What is worrying is that the revenues from North sea oil are down dramatically; indeed, they will be down about £4 billion, on average, over the next few years. For the Scottish National party, which has predicated so much on North sea oil, that is extremely worrying. A lot of the money that it has already “spent” simply will not be there.

Sir Robert Smith: I thank the Secretary of State for giving way again. Does he recognise that a lot of that extra investment came about because of a very high oil price throughout the world? The gas price is now dropping, which is obviously benefiting users. However, when oil is extracted, gas is often extracted at the same time, so the North sea price is effectively dropping. The Chancellor made it clear that the original tax increase was predicated on the very high prices around the world. Given that gas prices are falling, costs are rising dramatically and fields are getting smaller—moreover, the projected forward investment from the industry appears lower—the Government have to be careful not to kill the goose that lays the golden egg.
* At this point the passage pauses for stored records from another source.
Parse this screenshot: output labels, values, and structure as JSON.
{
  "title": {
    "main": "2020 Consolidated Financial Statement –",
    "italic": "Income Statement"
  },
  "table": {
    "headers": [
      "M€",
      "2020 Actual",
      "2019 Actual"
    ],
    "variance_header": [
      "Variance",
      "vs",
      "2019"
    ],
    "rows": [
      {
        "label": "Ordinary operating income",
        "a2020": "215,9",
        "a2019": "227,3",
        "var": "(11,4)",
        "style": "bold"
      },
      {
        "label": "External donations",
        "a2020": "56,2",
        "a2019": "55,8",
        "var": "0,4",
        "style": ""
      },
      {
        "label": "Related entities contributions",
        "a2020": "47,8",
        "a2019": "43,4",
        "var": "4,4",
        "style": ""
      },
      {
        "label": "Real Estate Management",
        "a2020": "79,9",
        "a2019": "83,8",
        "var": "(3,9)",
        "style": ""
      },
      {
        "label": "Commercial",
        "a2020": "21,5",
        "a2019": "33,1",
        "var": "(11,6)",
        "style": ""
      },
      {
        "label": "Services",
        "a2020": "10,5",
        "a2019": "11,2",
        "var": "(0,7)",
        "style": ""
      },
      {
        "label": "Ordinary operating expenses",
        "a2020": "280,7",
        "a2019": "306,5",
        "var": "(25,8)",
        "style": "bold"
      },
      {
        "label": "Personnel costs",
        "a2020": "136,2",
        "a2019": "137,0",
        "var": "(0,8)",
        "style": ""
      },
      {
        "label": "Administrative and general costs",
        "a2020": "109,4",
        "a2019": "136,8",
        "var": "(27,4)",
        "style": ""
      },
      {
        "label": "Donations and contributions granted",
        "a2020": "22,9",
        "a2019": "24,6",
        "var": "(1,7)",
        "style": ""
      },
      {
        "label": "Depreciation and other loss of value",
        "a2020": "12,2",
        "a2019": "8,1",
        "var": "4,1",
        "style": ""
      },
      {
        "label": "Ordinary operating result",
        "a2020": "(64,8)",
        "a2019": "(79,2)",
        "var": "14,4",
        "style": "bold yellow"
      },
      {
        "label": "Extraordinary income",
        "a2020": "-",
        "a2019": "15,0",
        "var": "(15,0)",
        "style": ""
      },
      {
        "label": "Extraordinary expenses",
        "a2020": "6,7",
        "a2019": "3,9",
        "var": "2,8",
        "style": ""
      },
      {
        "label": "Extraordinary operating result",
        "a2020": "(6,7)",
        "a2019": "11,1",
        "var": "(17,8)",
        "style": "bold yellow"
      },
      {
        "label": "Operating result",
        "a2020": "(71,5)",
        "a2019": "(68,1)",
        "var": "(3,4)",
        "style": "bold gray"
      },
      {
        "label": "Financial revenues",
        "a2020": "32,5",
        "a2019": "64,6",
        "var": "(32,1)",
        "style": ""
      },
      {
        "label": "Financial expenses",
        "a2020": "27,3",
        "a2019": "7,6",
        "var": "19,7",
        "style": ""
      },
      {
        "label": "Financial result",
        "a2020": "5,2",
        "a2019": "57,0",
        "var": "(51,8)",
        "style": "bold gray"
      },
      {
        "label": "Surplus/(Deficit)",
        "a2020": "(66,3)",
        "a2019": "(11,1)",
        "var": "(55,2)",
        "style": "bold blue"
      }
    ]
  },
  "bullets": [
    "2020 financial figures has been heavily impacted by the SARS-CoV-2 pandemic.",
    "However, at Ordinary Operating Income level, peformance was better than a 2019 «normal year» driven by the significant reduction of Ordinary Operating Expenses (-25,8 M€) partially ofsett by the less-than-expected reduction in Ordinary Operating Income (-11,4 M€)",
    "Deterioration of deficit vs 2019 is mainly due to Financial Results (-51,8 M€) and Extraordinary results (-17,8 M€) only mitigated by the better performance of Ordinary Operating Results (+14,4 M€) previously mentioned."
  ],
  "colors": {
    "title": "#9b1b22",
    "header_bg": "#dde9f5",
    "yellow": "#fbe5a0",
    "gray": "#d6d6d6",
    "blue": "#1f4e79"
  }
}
Mr. Darling: The current North sea oil price is not so very different from 12 months ago. We have made it clear over the past 10 years that we would of course look at the North sea oil tax regime. It is thought that there might be only 30 years-worth of oil and gas left in the North sea, but in order to maintain security of supply in this country it is in our interests that we do everything that we possibly can to continue to extract oil and gas. Last week’s announcement is not going to change but, through the hon. Gentleman, the industry will doubtless want to look at the response document that the Treasury published on the same day, and which examined the very issues that he has set out.

The North sea oil and gas industry has existed for the past 36 years and, as I have said, we will do everything that we can to encourage it, but it is also important to look to the future, which is why we have doubled the science and technology budget since 1997. Indeed, more than half the Department of Trade and Industry’s budget now goes towards science and technology. Last week’s Budget provided a further rise in science spending—from £3.4 billion this year to £4.9 billion by 2010-11. That is in addition to more spending for the Department for Education and Skills, particularly on universities.